Monday, June 2, 2014

The Schizophrenic

I want to see my life as an adventure (if you have not picked up on that already).
I've found that to live an adventurous life you must do something like the following:

Change your lens, let that lens shape your reality, choose to exist in that reality, and respond in active ways. 

It may sound like the actions of a schizophrenic to choose a reality to live into. Yet truly we all live this way already. Every person who has ever lived has chosen a reality to buy into whether it is definitively something or not. 

The overall reality we ought to buy into is the reality of a God who loves his handy work, mankind, so much that he would miraculous become a man only to die on a cross that mankind might be in perfect relationship with himself again. 

The story of God and how he has pursued us since the dawn of creation is an incredible adventure. To buy into that and to follow Jesus is to choose an adventurous life. Let us open our eyes and see that. Let us look at what we already have before us in our lives, and choose to see each thing, moment, and relationship as an opportunity to experience a resonant life. 

I think this shift I babble on about can be initiated by simply recognizing the value of our lives on earth in light of the fact they end.
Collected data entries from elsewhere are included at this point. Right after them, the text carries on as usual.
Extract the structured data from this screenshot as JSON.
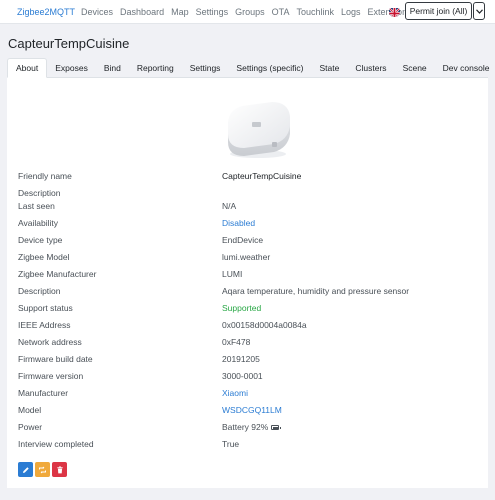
{
  "navbar": {
    "brand": "Zigbee2MQTT",
    "links": [
      "Devices",
      "Dashboard",
      "Map",
      "Settings",
      "Groups",
      "OTA",
      "Touchlink",
      "Logs",
      "Extensions"
    ],
    "language_icon": "uk-flag-icon",
    "permit_join_label": "Permit join (All)"
  },
  "device": {
    "title": "CapteurTempCuisine",
    "image_icon": "aqara-sensor-image"
  },
  "tabs": [
    {
      "label": "About",
      "active": true
    },
    {
      "label": "Exposes"
    },
    {
      "label": "Bind"
    },
    {
      "label": "Reporting"
    },
    {
      "label": "Settings"
    },
    {
      "label": "Settings (specific)"
    },
    {
      "label": "State"
    },
    {
      "label": "Clusters"
    },
    {
      "label": "Scene"
    },
    {
      "label": "Dev console"
    }
  ],
  "about": {
    "rows": [
      {
        "label": "Friendly name",
        "value": "CapteurTempCuisine"
      },
      {
        "label": "Description",
        "value": ""
      },
      {
        "label": "Last seen",
        "value": "N/A"
      },
      {
        "label": "Availability",
        "value": "Disabled"
      },
      {
        "label": "Device type",
        "value": "EndDevice"
      },
      {
        "label": "Zigbee Model",
        "value": "lumi.weather"
      },
      {
        "label": "Zigbee Manufacturer",
        "value": "LUMI"
      },
      {
        "label": "Description",
        "value": "Aqara temperature, humidity and pressure sensor"
      },
      {
        "label": "Support status",
        "value": "Supported"
      },
      {
        "label": "IEEE Address",
        "value": "0x00158d0004a0084a"
      },
      {
        "label": "Network address",
        "value": "0xF478"
      },
      {
        "label": "Firmware build date",
        "value": "20191205"
      },
      {
        "label": "Firmware version",
        "value": "3000-0001"
      },
      {
        "label": "Manufacturer",
        "value": "Xiaomi"
      },
      {
        "label": "Model",
        "value": "WSDCGQ11LM"
      },
      {
        "label": "Power",
        "value": "Battery 92%"
      },
      {
        "label": "Interview completed",
        "value": "True"
      }
    ]
  },
  "actions": {
    "edit_icon": "edit-icon",
    "reconfigure_icon": "refresh-icon",
    "remove_icon": "trash-icon"
  },
  "colors": {
    "primary": "#2b7cd3",
    "success": "#28a745",
    "warning": "#f0a93b",
    "danger": "#dc3545"
  }
}
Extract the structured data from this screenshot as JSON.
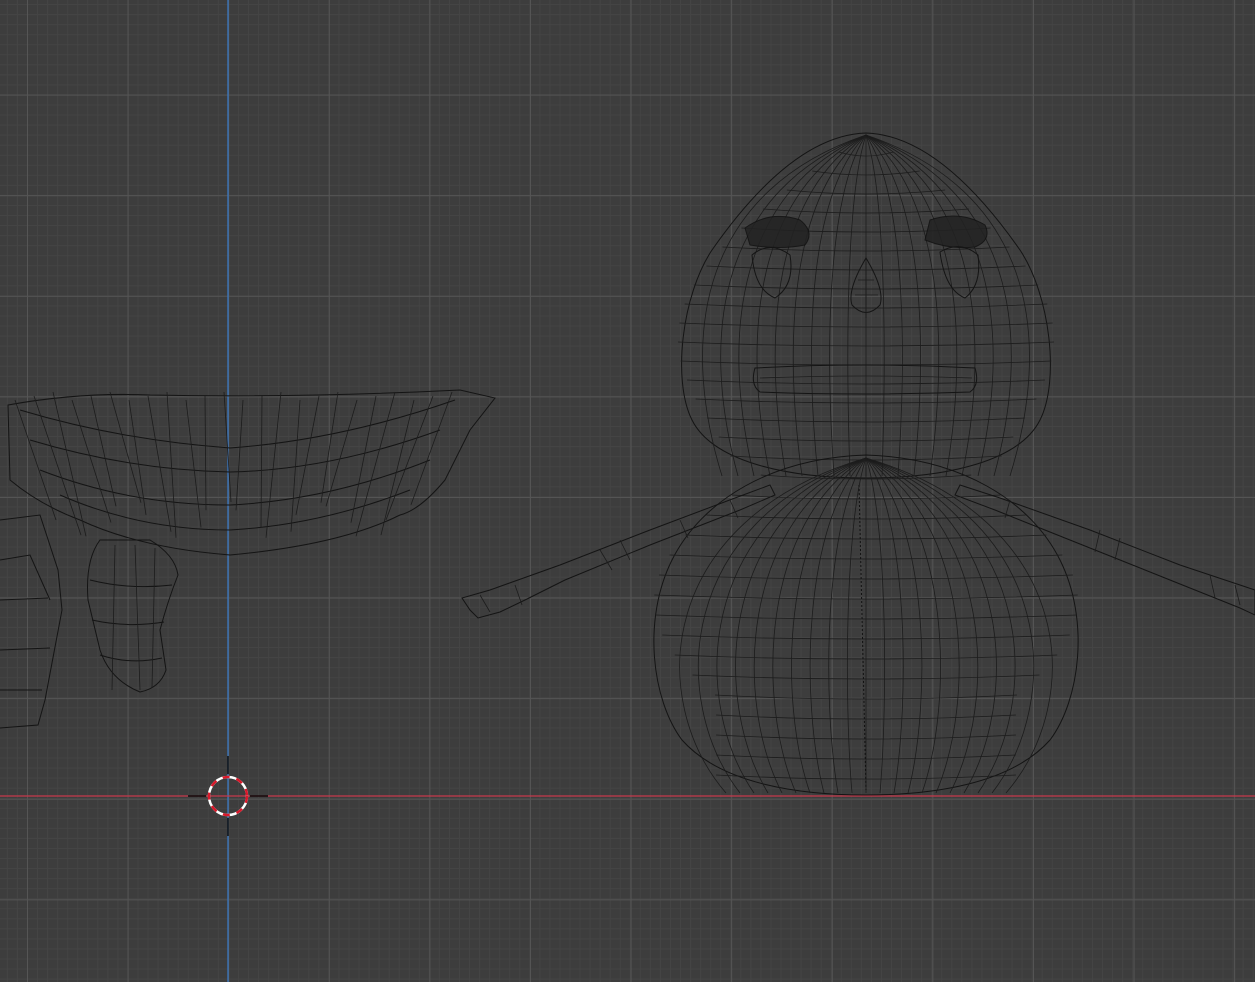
{
  "viewport": {
    "mode": "wireframe",
    "view": "front-orthographic",
    "colors": {
      "background": "#3d3d3d",
      "grid_major": "#555555",
      "grid_minor": "#444444",
      "x_axis": "#c7394c",
      "z_axis": "#3a78c2",
      "wire": "#141414",
      "cursor_red": "#d9182a",
      "cursor_white": "#ffffff"
    }
  },
  "objects": [
    {
      "name": "basket-mesh",
      "icon": "mesh-wireframe"
    },
    {
      "name": "snowman-mesh",
      "icon": "mesh-wireframe"
    }
  ],
  "cursor": {
    "icon": "3d-cursor-icon"
  }
}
Every story comes to an end. Every song has its resolve. Every journey has a destination. 

I love what the Psalmist writes in Psalm 39:4-6:

Show me, LORD, my life's end and the number of my days; let me know how fleeting my life is
You have made my days a mere handbreadth; the span of my years is as nothing before you.
Everyone is but a breath, even those who seem secure. 

Surely everyone goes around like a mere phantom; in vain they rush about, heaping up wealth without knowing whose it will finally be. 

The Psalmist had the audacity to ask God to remind him how fleeting his life was! It was not out of a depression he asks this. He asks that he might be motivated to live more fully than those around him. People live like "phantoms" making a more secure life that is never securely theirs in the end anyways. 

Let us ask God that question. As we put our eye up to the looking glass, let us courageous see how short life is and fill it with dense beauty and fullness.